The theory of the failing firm is not, however, a free pass to allow anticompetitive mergers involving companies in financial crisis. Its application usually depends on the presence of two other requirements in addition to the imminence of bankruptcy:
a) proof that there is no competitively preferable alternative to save the company (such as the economic unfeasibility of acquisition by a new entrant, given the absence of synergies, for example); and
b) demonstration that the bankruptcy of the company would effectively eliminate the offer of its products or services from the market (without, for example, the timely entry of new company(ies) using the assets of the bankrupt company acquired in a bankruptcy court).
The only case in which the failing firm defense was used as a significant basis for allowing a merger to be cleared by Cade was in the review involving the acquisition, by Votorantim Metais Zinco S/A (“Votorantim”), of the assets of Mineração Areiense S.A., a company undergoing bankruptcy proceedings (AC n. 08012.014340/2007-75). In that case, Cade concluded that all elements of the theory were present. Still, the transaction was not cleared exclusively based on this theory because, in the end, Cade concluded that it was unlikely that the parties would be able to exercise market power post-transaction due to existing market conditions, rivalry between market participants and low entry barriers. However, it was clear in that case that the failing firm theory had significant weight in the final decision.
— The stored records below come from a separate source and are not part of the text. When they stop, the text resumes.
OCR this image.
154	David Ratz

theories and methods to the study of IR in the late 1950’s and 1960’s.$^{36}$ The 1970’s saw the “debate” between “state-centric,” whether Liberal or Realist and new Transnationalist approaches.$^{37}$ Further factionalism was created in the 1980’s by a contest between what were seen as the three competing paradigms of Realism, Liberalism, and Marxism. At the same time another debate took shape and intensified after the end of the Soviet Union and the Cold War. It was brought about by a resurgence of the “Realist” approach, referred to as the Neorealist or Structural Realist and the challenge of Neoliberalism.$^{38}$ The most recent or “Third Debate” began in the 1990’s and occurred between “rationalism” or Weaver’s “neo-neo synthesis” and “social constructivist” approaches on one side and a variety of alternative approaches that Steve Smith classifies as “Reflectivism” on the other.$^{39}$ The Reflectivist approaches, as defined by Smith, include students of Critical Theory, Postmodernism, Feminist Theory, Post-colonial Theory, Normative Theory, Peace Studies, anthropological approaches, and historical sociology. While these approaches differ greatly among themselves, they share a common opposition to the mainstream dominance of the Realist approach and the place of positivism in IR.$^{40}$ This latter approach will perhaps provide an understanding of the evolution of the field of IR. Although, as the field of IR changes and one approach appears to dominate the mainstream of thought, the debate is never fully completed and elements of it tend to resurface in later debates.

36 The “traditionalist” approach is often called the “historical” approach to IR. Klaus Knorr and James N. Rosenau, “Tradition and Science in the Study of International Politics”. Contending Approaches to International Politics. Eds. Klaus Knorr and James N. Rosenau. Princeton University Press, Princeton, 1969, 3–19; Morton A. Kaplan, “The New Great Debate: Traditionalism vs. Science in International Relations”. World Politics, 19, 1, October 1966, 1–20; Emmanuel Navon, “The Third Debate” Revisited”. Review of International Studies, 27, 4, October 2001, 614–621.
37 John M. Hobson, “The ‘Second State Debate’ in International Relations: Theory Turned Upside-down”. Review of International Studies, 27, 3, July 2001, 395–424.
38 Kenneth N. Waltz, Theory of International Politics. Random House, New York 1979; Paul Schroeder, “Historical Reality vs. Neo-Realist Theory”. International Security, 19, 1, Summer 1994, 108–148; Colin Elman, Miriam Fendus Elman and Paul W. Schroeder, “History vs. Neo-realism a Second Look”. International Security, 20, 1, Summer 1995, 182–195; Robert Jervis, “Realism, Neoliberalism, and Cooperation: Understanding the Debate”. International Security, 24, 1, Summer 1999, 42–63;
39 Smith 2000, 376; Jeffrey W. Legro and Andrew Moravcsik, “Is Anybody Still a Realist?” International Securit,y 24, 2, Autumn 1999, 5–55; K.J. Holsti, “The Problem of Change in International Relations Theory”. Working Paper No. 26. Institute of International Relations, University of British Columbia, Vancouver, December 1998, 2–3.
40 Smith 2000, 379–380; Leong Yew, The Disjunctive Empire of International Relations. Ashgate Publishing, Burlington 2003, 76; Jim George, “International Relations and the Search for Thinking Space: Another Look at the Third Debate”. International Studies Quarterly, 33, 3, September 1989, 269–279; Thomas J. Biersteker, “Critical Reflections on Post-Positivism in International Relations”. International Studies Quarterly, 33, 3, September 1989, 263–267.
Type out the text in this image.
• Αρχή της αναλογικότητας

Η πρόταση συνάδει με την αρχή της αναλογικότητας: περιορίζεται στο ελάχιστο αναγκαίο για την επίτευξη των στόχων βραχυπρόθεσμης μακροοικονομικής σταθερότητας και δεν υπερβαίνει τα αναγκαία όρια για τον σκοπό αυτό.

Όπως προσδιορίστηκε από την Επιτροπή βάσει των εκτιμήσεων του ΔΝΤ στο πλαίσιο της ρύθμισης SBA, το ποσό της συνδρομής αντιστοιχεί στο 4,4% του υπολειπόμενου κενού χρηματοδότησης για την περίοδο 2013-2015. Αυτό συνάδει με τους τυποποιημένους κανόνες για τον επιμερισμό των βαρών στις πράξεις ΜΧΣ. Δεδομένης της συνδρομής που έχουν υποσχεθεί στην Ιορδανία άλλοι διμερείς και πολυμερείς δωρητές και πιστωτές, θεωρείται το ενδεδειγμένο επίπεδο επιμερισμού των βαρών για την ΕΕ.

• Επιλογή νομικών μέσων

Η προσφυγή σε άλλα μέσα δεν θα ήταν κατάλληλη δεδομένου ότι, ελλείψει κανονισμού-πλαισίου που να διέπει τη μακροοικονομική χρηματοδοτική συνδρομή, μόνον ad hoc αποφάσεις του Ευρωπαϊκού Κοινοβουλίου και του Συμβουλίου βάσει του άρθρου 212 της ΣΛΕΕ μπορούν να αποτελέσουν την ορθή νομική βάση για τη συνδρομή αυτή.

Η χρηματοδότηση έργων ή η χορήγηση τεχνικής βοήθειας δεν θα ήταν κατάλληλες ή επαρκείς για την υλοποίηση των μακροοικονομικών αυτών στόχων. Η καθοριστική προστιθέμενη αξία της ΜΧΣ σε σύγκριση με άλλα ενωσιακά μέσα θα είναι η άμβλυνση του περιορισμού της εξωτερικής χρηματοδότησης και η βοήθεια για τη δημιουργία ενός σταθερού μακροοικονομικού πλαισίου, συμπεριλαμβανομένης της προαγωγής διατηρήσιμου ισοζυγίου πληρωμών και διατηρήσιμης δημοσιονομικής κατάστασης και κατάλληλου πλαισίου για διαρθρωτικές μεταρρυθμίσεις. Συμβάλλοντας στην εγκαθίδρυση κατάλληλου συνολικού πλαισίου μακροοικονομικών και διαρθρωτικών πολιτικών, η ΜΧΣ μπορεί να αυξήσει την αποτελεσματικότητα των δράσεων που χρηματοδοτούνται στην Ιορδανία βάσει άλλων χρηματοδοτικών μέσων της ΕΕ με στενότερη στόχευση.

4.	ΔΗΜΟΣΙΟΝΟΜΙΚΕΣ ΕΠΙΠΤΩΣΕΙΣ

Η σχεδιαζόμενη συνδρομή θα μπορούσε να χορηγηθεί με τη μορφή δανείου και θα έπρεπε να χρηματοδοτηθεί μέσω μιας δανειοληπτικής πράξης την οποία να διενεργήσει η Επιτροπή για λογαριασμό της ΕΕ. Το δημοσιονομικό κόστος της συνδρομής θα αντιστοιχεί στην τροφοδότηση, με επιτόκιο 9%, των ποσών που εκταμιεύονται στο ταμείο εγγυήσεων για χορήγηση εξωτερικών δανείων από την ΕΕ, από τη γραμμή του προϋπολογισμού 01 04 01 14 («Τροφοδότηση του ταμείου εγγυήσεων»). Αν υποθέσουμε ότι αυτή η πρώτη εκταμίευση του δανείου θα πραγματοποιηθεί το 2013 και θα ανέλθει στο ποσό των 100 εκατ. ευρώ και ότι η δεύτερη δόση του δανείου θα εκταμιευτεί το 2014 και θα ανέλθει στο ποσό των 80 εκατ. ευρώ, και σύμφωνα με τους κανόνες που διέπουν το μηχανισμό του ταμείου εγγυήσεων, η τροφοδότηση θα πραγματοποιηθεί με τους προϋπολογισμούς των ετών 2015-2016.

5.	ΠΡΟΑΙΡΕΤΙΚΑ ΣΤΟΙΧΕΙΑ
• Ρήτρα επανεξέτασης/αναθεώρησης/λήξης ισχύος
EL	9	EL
Cade has never cleared a merger exclusively based on the failing firm defense. Whenever Cade analyzed the defense, it ruled out its application as the exclusive basis for approving the merger in question, as in the Mataboi/JBJ (AC n. 08700.007553/2016-83) and Petrobras/Petrotemex (AC n. 08700.004163/2017-32) cases. In both cases, Cade concluded that the parties had not proven that the two elements mentioned above were present in the specific case.
Another important caveat is that the application of the failing firm theory, even if accepted after verifying the presence of the above requirements, does not imply automatic unconditional approval of the transaction by the antitrust authority. It is possible, if not likely, that behavioral obligations, or even divestments, will be imposed as a condition for the approval of the transaction. In these cases, the negotiation skills of the companies involved and their representatives are essential for the conclusion of the process in a timeframe that is compatible with the urgent need for capital to keep the company in distress in the market.